Оксана задумалась, искала в памяти, где назначить место встречи. Но Иерусалим — не Минск и не Москва, Александру город мало знаком, разве что по печати или по фрагментам документальных фильмов либо новостных сюжетов. Наконец Оксана вспомнила о Стене Плача.
— Идет, — согласился Александр, — Стену Плача все в городе знают: не только местные жители, но и паломники…
В тот же день они встретились. Оксана хотела было обнять Александра и, может быть, даже поцеловать, ну, в лоб или щеку, однако он при ее приближении протянул руку. Поздоровались холодно.
— А где же он? — оглянулся вокруг себя Александр.

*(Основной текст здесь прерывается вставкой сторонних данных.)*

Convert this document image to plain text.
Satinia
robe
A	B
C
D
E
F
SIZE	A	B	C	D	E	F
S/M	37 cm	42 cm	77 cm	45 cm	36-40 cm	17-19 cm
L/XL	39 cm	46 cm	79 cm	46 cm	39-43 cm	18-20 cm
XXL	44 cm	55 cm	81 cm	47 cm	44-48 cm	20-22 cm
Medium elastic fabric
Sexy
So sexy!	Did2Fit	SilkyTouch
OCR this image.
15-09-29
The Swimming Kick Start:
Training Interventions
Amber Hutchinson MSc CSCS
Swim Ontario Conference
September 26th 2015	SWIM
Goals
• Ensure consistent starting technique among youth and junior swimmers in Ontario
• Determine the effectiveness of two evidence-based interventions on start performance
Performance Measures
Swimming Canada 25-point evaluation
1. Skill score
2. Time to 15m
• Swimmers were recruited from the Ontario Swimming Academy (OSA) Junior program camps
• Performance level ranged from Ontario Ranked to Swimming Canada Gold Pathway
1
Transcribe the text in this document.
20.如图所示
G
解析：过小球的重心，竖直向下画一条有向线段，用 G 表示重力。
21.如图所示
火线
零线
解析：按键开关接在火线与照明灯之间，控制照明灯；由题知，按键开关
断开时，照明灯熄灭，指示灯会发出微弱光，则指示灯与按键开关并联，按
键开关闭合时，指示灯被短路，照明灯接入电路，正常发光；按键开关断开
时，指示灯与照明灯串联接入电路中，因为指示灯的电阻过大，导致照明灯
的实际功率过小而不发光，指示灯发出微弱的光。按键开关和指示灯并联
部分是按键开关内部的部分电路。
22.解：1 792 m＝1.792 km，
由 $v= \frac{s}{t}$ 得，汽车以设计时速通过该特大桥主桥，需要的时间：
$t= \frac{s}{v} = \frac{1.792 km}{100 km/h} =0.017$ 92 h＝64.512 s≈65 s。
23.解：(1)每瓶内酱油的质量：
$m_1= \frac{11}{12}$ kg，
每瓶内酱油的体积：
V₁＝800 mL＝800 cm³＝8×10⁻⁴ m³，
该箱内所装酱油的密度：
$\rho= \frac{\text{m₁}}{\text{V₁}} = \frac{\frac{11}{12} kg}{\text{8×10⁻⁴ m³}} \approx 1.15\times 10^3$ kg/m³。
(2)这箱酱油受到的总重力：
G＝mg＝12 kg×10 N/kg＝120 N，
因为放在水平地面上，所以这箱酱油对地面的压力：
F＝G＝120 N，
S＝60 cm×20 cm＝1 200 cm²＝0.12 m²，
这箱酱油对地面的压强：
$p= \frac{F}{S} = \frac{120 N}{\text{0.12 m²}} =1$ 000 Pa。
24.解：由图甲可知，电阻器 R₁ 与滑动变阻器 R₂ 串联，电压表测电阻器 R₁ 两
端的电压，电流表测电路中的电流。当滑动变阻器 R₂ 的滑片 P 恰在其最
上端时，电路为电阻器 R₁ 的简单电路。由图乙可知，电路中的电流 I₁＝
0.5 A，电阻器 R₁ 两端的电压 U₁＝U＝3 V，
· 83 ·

— Кто — Костя?! — удивилась Оксана.
— Кто же еще, естественно, он… Муж твой!..
— Муж объелся груш! — смущенно улыбнулась Оксана. — Нет его,. Он жив, — поспешила она пояснить. — Жив, но в Иерусалиме его нет, вообще в Израиле…
— Путешествует?…
— В Канаду удрал… Узнал, что скоро в армию призовут, не захотел форму надевать и с первым самолетом в Канаде очутился…
— А я думал, он только Советский Союз, Россию не хочет защищать, — сказал Александр. — А он, оказывается, вообще…
— Ну, такой уж он есть…
— Хватит о нем, слишком много чести… Что будем смотреть?… Ах, да, мы же у Стены Плача… Пойдем поближе, поревем вместе о нашей неудачной любви…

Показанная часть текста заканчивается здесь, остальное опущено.